Open TRS07170 opened 1 year ago
How did you install PyTorch3D? Can you start again in a new conda environment following the recommended steps (https://github.com/facebookresearch/pytorch3d/blob/main/INSTALL.md) to install a prebuilt conda package?
I'm getting the same error. I'm installing torch (2.0.1, cu118) and pytorch3d in a Docker container,. CUDA is definitely available in Pytorch in the container. If I set FORCE_CUDA when building the image, I get an ¨Unknown CUDA error". It works after the image was built if I start the container and run the same pip command with FORCE_CUDA set in the shell.
This is likely due to the fact that a GPU is not available in build time, but I can't yet explain the other error I'm getting when installing Pytorch3D:
#0 32.77 self._compile(obj, src, ext, cc_args, extra_postargs, pp_opts)
#0 32.77 File "/usr/local/lib/python3.10/dist-packages/torch/utils/cpp_extension.py", line 581, in unix_wrap_single_compile
#0 32.77 cflags = unix_cuda_flags(cflags)

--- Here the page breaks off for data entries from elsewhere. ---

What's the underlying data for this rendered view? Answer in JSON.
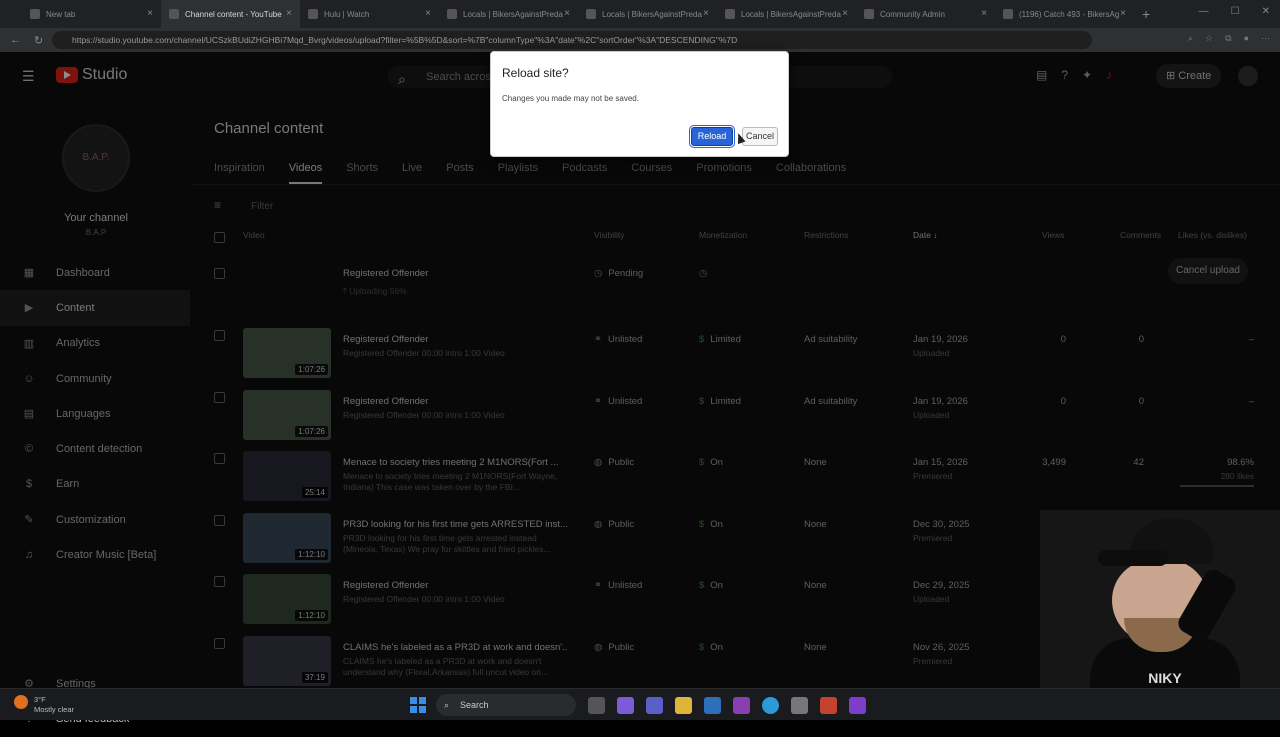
{
  "browser": {
    "tabs": [
      {
        "label": "New tab",
        "active": false
      },
      {
        "label": "Channel content - YouTube",
        "active": true
      },
      {
        "label": "Hulu | Watch",
        "active": false
      },
      {
        "label": "Locals | BikersAgainstPreda",
        "active": false
      },
      {
        "label": "Locals | BikersAgainstPreda",
        "active": false
      },
      {
        "label": "Locals | BikersAgainstPreda",
        "active": false
      },
      {
        "label": "Community Admin",
        "active": false
      },
      {
        "label": "(1196) Catch 493 - BikersAg",
        "active": false
      }
    ],
    "url": "https://studio.youtube.com/channel/UCSzkBUdiZHGHBi7Mqd_Bvrg/videos/upload?filter=%5B%5D&sort=%7B\"columnType\"%3A\"date\"%2C\"sortOrder\"%3A\"DESCENDING\"%7D",
    "new_tab_symbol": "+",
    "close_symbol": "×"
  },
  "studio": {
    "logo_text": "Studio",
    "search_placeholder": "Search across your channel",
    "create_label": "Create",
    "channel": {
      "avatar_text": "B.A.P.",
      "your_channel": "Your channel",
      "handle": "B.A.P"
    },
    "nav": [
      {
        "label": "Dashboard",
        "icon": "▦",
        "active": false
      },
      {
        "label": "Content",
        "icon": "▶",
        "active": true
      },
      {
        "label": "Analytics",
        "icon": "▥",
        "active": false
      },
      {
        "label": "Community",
        "icon": "☺",
        "active": false
      },
      {
        "label": "Languages",
        "icon": "▤",
        "active": false
      },
      {
        "label": "Content detection",
        "icon": "©",
        "active": false
      },
      {
        "label": "Earn",
        "icon": "$",
        "active": false
      },
      {
        "label": "Customization",
        "icon": "✎",
        "active": false
      },
      {
        "label": "Creator Music [Beta]",
        "icon": "♫",
        "active": false
      }
    ],
    "bottom_nav": [
      {
        "label": "Settings",
        "icon": "⚙"
      },
      {
        "label": "Send feedback",
        "icon": "!"
      }
    ],
    "page_title": "Channel content",
    "content_tabs": [
      {
        "label": "Inspiration",
        "active": false
      },
      {
        "label": "Videos",
        "active": true
      },
      {
        "label": "Shorts",
        "active": false
      },
      {
        "label": "Live",
        "active": false
      },
      {
        "label": "Posts",
        "active": false
      },
      {
        "label": "Playlists",
        "active": false
      },
      {
        "label": "Podcasts",
        "active": false
      },
      {
        "label": "Courses",
        "active": false
      },
      {
        "label": "Promotions",
        "active": false
      },
      {
        "label": "Collaborations",
        "active": false
      }
    ],
    "filter_placeholder": "Filter",
    "columns": {
      "video": "Video",
      "visibility": "Visibility",
      "monetization": "Monetization",
      "restrictions": "Restrictions",
      "date": "Date ↓",
      "views": "Views",
      "comments": "Comments",
      "likes": "Likes (vs. dislikes)"
    },
    "uploading_row": {
      "title": "Registered Offender",
      "status": "Uploading 56%",
      "progress": 0.56,
      "visibility": "Pending",
      "cancel_label": "Cancel upload"
    },
    "videos": [
      {
        "title": "Registered Offender",
        "desc": "Registered Offender 00:00 intro 1:00 Video",
        "duration": "1:07:26",
        "visibility": "Unlisted",
        "monetization": "Limited",
        "restrictions": "Ad suitability",
        "date": "Jan 19, 2026",
        "date_sub": "Uploaded",
        "views": "0",
        "comments": "0",
        "likes": "–",
        "likes_sub": ""
      },
      {
        "title": "Registered Offender",
        "desc": "Registered Offender 00:00 intro 1:00 Video",
        "duration": "1:07:26",
        "visibility": "Unlisted",
        "monetization": "Limited",
        "restrictions": "Ad suitability",
        "date": "Jan 19, 2026",
        "date_sub": "Uploaded",
        "views": "0",
        "comments": "0",
        "likes": "–",
        "likes_sub": ""
      },
      {
        "title": "Menace to society tries meeting 2 M1NORS(Fort ...",
        "desc": "Menace to society tries meeting 2 M1NORS(Fort Wayne, Indiana) This case was taken over by the FBI...",
        "duration": "25:14",
        "visibility": "Public",
        "monetization": "On",
        "restrictions": "None",
        "date": "Jan 15, 2026",
        "date_sub": "Premiered",
        "views": "3,499",
        "comments": "42",
        "likes": "98.6%",
        "likes_sub": "280 likes"
      },
      {
        "title": "PR3D looking for his first time gets ARRESTED inst...",
        "desc": "PR3D looking for his first time gets arrested instead (Mineola, Texas) We pray for skittles and fried pickles...",
        "duration": "1:12:10",
        "visibility": "Public",
        "monetization": "On",
        "restrictions": "None",
        "date": "Dec 30, 2025",
        "date_sub": "Premiered",
        "views": "6,876",
        "comments": "",
        "likes": "97.7%",
        "likes_sub": "432 likes"
      },
      {
        "title": "Registered Offender",
        "desc": "Registered Offender 00:00 intro 1:00 Video",
        "duration": "1:12:10",
        "visibility": "Unlisted",
        "monetization": "On",
        "restrictions": "None",
        "date": "Dec 29, 2025",
        "date_sub": "Uploaded",
        "views": "0",
        "comments": "",
        "likes": "–",
        "likes_sub": ""
      },
      {
        "title": "CLAIMS he's labeled as a PR3D at work and doesn'...",
        "desc": "CLAIMS he's labeled as a PR3D at work and doesn't understand why (Floral,Arkansas) full uncut video on...",
        "duration": "37:19",
        "visibility": "Public",
        "monetization": "On",
        "restrictions": "None",
        "date": "Nov 26, 2025",
        "date_sub": "Premiered",
        "views": "",
        "comments": "",
        "likes": "",
        "likes_sub": ""
      }
    ]
  },
  "dialog": {
    "title": "Reload site?",
    "message": "Changes you made may not be saved.",
    "reload_label": "Reload",
    "cancel_label": "Cancel"
  },
  "webcam": {
    "shirt_text": "NIKY"
  },
  "taskbar": {
    "weather_temp": "3°F",
    "weather_desc": "Mostly clear",
    "search_label": "Search"
  },
  "colors": {
    "accent_red": "#e62117",
    "dialog_button": "#2864d7",
    "monetization_green": "#3f8f3f"
  }
}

#0 32.77 File "/usr/local/lib/python3.10/dist-packages/torch/utils/cpp_extension.py", line 548, in unix_cuda_flags
#0 32.77 cflags + _get_cuda_arch_flags(cflags))
#0 32.77 File "/usr/local/lib/python3.10/dist-packages/torch/utils/cpp_extension.py", line 1773, in _get_cuda_arch_flags
#0 32.77 arch_list[-1] += '+PTX'
#0 32.77 IndexError: list index out of range
#0 32.77 [end of output]
#0 32.77
#0 32.77 note: This error originates from a subprocess, and is likely not a problem with pip.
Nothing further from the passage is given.